Le décret appelant sous les drapeaux les deux classes de dix-huit et dix-neuf ans, les mobiles et les anciens soldats aurait mis en mouvement tout ce person­nel pour faire la contrepartie de l’émigration. Les compagnies de chemin de fer, requises par l’État, suspendent tout autre service. Ordre aux préfets, sous-préfets et maires, de concert avec l’intendance, d’expédier à l’instant pour la capitale les soldats, les mobiles, les rappelés, les cavaliers et fantassins avec armes et bagages, les mobiles organisés ou non, armés ou non, isolés ou en corps. La cavalerie et l’ar­tillerie, dans un rayon de soixante lieues autour de Paris, doivent marcher par les routes ordinaires, avec leurs chevaux et leurs canons. Dans tous les dépar­tements, les stations respectives de départ sont indi­quées aux hommes de chaque commune, et les vivres leur sont alloués pour le voyage, selon les distances. Ainsi, la France entière est en mouvement, ici pour quitter Paris, là pour s’y rendre, les autorités, les bons citoyens, pour organiser et diriger ces convois.

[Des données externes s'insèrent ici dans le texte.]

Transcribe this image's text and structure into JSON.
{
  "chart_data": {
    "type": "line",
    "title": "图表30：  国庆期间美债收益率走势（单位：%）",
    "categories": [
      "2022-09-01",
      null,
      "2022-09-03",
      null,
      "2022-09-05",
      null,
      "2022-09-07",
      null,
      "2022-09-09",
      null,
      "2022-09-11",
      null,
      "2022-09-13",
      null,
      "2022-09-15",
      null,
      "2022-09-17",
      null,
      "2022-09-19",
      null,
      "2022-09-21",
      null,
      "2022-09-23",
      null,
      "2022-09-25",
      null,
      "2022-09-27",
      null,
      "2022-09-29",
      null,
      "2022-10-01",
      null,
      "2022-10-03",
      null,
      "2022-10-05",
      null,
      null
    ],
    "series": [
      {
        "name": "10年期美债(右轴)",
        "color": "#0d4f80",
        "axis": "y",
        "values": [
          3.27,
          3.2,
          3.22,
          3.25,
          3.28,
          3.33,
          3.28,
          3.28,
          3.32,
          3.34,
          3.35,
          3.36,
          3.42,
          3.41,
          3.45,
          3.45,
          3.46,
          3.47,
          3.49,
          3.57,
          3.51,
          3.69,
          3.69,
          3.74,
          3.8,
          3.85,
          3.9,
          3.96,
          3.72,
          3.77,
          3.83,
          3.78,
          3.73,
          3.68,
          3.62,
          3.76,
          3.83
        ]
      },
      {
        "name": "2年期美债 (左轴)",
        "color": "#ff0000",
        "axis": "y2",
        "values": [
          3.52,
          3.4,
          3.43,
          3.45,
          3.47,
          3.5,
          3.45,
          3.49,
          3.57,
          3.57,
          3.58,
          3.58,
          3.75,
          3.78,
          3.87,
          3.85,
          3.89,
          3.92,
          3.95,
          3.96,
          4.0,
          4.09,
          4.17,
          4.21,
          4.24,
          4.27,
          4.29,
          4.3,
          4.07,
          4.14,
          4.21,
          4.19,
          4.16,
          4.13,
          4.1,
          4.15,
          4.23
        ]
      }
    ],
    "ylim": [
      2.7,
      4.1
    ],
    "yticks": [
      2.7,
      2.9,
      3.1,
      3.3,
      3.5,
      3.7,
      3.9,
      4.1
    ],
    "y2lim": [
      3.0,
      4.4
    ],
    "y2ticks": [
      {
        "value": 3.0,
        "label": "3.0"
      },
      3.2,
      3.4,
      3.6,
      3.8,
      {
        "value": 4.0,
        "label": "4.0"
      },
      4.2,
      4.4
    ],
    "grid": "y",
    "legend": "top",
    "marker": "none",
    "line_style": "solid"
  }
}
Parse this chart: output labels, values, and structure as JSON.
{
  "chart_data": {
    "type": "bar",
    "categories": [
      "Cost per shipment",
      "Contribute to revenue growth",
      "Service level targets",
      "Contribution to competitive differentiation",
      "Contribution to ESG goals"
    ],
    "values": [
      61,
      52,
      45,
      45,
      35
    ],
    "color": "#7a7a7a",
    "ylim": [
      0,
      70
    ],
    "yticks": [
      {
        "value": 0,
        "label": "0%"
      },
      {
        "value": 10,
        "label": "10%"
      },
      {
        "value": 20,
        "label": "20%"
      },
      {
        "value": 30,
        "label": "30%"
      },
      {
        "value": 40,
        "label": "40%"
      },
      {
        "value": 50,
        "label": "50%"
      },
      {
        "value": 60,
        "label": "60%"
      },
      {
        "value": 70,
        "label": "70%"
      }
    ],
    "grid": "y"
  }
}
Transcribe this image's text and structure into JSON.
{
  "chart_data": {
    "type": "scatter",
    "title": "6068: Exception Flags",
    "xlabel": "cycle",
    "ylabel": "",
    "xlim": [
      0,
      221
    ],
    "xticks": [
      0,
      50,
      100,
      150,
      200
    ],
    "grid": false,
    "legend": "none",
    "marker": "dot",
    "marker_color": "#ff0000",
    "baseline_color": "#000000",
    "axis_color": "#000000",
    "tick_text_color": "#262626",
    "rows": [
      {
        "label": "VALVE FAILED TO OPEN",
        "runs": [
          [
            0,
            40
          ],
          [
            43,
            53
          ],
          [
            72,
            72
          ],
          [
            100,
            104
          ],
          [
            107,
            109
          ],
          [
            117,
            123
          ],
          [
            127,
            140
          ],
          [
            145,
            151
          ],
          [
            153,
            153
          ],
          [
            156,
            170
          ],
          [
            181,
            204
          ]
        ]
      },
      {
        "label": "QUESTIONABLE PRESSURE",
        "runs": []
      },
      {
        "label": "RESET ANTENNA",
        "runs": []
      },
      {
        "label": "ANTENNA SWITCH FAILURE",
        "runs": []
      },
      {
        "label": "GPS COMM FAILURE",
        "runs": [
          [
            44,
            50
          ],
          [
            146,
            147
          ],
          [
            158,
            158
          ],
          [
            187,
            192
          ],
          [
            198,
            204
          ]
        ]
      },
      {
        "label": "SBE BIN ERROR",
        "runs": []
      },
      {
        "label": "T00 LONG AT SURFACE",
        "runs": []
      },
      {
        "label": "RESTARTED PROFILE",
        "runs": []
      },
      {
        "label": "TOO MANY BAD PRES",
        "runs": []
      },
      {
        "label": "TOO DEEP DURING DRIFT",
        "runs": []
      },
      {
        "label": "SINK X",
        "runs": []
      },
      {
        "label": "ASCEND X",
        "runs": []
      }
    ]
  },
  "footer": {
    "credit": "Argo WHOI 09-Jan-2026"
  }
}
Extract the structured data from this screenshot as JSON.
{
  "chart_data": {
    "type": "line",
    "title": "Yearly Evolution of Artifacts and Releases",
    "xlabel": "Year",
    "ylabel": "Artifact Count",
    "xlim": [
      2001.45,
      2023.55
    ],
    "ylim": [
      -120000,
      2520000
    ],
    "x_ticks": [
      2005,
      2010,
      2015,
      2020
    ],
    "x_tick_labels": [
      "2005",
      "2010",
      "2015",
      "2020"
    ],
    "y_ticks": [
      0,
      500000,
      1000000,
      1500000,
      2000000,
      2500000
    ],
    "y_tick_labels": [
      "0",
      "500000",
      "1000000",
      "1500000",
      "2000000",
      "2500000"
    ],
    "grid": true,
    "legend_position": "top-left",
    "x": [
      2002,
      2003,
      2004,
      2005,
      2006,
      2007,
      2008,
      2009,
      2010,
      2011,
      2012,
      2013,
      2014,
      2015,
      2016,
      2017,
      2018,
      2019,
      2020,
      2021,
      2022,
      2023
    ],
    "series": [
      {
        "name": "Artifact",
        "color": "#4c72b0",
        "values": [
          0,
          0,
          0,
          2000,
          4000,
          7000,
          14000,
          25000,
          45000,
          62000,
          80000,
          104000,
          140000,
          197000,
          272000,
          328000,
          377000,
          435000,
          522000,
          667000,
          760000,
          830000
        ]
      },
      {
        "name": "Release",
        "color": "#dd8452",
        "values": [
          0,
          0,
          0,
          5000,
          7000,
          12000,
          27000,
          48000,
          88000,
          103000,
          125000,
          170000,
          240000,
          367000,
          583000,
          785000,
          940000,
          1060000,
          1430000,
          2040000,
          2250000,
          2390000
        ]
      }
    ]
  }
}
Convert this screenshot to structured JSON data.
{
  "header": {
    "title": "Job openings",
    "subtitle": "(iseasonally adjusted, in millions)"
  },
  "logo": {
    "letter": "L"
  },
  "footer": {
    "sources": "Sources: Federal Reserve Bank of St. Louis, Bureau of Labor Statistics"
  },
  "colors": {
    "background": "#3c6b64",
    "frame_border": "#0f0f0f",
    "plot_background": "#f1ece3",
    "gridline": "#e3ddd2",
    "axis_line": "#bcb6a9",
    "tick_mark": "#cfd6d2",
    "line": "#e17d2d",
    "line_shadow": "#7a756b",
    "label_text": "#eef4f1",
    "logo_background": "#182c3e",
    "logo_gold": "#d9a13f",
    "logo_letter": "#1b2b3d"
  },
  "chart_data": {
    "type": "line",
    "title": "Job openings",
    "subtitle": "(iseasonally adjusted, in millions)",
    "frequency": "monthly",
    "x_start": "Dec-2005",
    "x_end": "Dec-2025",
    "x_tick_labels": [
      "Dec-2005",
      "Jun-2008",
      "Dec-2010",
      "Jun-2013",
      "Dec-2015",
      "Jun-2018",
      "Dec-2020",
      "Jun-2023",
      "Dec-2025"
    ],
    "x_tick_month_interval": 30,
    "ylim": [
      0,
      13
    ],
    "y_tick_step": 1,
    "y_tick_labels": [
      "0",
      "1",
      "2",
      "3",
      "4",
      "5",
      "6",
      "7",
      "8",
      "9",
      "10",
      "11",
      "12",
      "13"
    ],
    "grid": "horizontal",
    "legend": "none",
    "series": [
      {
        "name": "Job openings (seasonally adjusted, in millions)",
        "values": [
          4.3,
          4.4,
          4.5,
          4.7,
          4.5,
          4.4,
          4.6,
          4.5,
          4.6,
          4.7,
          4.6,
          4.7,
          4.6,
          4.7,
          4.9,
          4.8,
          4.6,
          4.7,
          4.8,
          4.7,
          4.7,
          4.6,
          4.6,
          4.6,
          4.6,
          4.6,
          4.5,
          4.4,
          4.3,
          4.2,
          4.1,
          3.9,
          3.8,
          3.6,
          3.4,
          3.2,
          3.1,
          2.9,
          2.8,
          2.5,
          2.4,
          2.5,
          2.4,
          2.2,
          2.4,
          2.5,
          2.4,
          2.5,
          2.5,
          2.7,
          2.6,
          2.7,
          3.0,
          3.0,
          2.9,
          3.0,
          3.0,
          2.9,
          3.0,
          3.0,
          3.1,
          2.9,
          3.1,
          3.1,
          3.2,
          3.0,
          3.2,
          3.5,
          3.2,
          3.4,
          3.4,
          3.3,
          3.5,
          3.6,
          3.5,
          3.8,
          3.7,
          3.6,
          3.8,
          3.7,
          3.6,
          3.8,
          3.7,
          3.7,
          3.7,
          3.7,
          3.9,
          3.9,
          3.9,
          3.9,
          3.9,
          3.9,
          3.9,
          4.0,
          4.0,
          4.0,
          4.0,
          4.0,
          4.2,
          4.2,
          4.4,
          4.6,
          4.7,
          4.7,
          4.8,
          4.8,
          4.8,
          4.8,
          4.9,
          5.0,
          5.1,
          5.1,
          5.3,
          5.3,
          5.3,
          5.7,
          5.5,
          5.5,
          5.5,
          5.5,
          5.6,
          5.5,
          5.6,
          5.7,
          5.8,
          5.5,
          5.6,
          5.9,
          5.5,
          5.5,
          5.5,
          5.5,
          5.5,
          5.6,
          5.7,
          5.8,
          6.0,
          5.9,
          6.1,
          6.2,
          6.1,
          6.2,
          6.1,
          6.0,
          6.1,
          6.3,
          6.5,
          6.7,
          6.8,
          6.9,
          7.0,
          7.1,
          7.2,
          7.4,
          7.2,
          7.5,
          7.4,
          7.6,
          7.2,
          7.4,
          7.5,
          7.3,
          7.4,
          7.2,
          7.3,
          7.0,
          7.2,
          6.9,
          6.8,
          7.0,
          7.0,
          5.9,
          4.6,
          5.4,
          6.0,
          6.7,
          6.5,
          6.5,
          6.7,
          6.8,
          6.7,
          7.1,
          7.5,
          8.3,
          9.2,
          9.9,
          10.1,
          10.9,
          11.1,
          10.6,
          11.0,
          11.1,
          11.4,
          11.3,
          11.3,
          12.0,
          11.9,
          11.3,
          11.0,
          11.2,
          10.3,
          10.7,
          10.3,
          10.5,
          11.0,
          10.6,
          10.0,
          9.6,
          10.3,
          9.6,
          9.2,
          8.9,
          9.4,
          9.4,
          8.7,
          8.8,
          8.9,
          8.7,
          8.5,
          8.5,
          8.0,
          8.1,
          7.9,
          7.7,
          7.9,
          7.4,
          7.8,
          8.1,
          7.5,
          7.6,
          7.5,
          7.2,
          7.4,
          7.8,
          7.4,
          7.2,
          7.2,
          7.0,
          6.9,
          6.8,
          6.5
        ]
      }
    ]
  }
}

Maintenant, il faut des armes. La grande ville, au 4 septembre, en était presque dépourvue. Le ministre de la Guerre, Dejean, avait déclaré à la tribune que l’État possédait plus de deux millions de chassepots. Il mentait sans doute. Le public n’a jamais rien su de précis sur cette question. L’Hôtel de Ville ne l’a pas mieux renseigné que les Tuileries. Le plus simple, en tout cas, était d’aviser. Donc, ordre aux divers arse­naux d’expédier incontinent, par chemin de fer, tous les chassepots, fusils à tabatière, fusils à piston en magasin, ainsi que les poudres et munitions de guerre. Envoi, par les arsenaux maritimes, de tous les gros canons de marine, jusqu’à concurrence de trois mille, avec les munitions pour les servir. Ordre aux préfets de faire partir les ouvriers armuriers de vingt à cin­quante ans, leurs femmes et enfants restant à la charge de l’État durant l’absence du chef de famille. Ordre d’envoyer les ouvriers de toutes les fabriques d’armes et fonderies de l’État, Saint-Étienne, Châtellerault, Ruelle, Indret, etc., ainsi que les outillages pour la fabrication des chassepots. Les ouvriers des forges de la Nièvre, les mécaniciens du Creusot, dirigés sur Paris. Les fers, aciers, bronzes, cuivres, étains, plombs, salpêtres et soufres expédiés sans délai par les che­mins de fer. Tous les canons également. Des trains de houille se succèdent sans relâche, venant des mines de la Loire, de l’Aveyron, du Gard, d’Anzin (avec détour par Lille). On demande même la houille à Mons et à Charleroi, pour Lille et Paris, à Newcastle pour le Havre, si elle peut arriver à temps. Achat de pétrole, d’huile à brûler. Des bateaux de charbon et des trains de bois descendent en grand nombre du Morvan par l’Yonne et la Seine. Tous ces matériaux étaient indis­pensables pour fabriquer des chassepots. Il n’en exis­tait probablement pas alors plus de trois cent mille disponibles. Le reste avait été la proie de l’ennemi. Il fallait donc en créer rapidement des quantités énormes. De là, nécessité impérieuse d’avoir les métaux, les charbons, les outillages déjà construits et enfin des ouvriers mécaniciens par milliers.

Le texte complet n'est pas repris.